[I18n-sig] thinking of CJK codec, some questions

Brian Takashi Hooper brian@garage.co.jp
Thu, 16 Mar 2000 15:49:23 +0900


On Wed, 15 Mar 2000 15:36:34 +0100
"M.-A. Lemburg" <mal@lemburg.com> wrote:

> Just a few comments about the design (don't have any knowledge
> about Asian encodings):
> 
> 1. Keep large mapping tables in single automatically generated C
>    modules that export a lookup object (ones that define __getitem__).
>    These could also be generated using some perfect hash table
>    generator, BTW, to reduce memory consumption.
After researching perfect hash tables a little and thinking about it a
little more, a question:  I think this could work well for the decoding
maps, but for encoding (from Unicode to a legacy encoding), wouldn't I
have to be able to detect misses in my hash lookup?  For example, if I
had a string in Unicode that I was trying to convert to EUC-JP, and I
looked up a Unicode character that has no mapping to EUC-JP, with a
regular hash I my lookup will still succeed and I'll get back an EUC
character anyway, but the wrong one...  The only way I could think of to
avoid this would be to store the key as part of the value (or
alternately some kind of unique checksum), and then after lookup compare
the original key to the key that was looked up in the table; if they are
the same, then I've got a valid mapping, and if they are different than
my lookup failed, and I should return some kind of sentinel value
(0xFFFF or something?).  Since the Unicode keys are all two bytes
apiece, and for some of the largest CJK encoding standards the values
are a max of 4 bytes long (e.g.
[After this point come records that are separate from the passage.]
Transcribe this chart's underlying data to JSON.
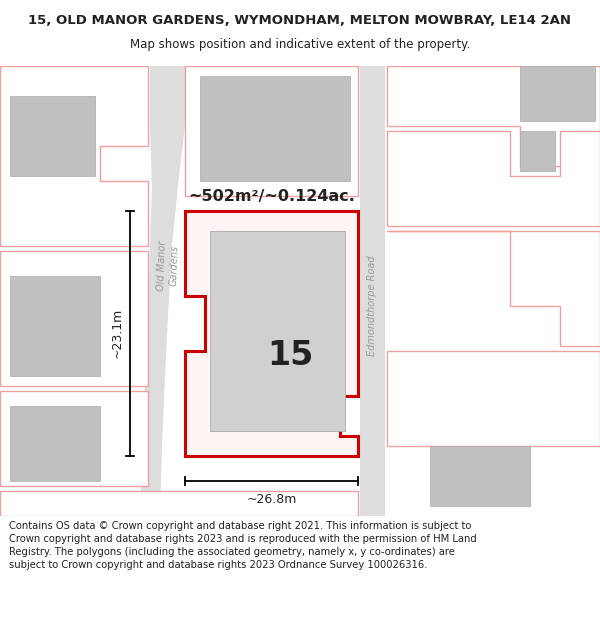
{
  "title": "15, OLD MANOR GARDENS, WYMONDHAM, MELTON MOWBRAY, LE14 2AN",
  "subtitle": "Map shows position and indicative extent of the property.",
  "footer": "Contains OS data © Crown copyright and database right 2021. This information is subject to Crown copyright and database rights 2023 and is reproduced with the permission of HM Land Registry. The polygons (including the associated geometry, namely x, y co-ordinates) are subject to Crown copyright and database rights 2023 Ordnance Survey 100026316.",
  "bg_color": "#ffffff",
  "map_bg": "#f0f0f0",
  "title_fontsize": 9.5,
  "subtitle_fontsize": 8.5,
  "footer_fontsize": 7.2,
  "area_text": "~502m²/~0.124ac.",
  "label_15": "15",
  "dim_width": "~26.8m",
  "dim_height": "~23.1m",
  "street_label_left": "Old Manor\nGardens",
  "street_label_right": "Edmondthorpe Road",
  "red_color": "#cc0000",
  "light_red": "#f0a0a0",
  "gray_road": "#dddddd",
  "gray_building": "#c0c0c0",
  "gray_text": "#999999",
  "dark_text": "#222222",
  "white": "#ffffff"
}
EUC-TW), I then need to define my
mapping table as containing values 8 bytes each in length, right? 
(assuming that I should keep the values of the array aligned along
machine words)  Is this complication worth the space savings, I wonder? 
I think a table built this way might be a little smaller than an
unhashed plain old table, since in a three- or four-byte encoding there
are generally always a lot fewer mapped values than there are spaces in
the available plane... maybe I should go with mappings as simple array
first and then figure out how to make them smaller if it seems to matter
a lot to people?  This is a pretty much a speed vs. space issue.

Opinions?  Does anyone have a cleverer way to detect the validity of a
hash lookup?

--Brian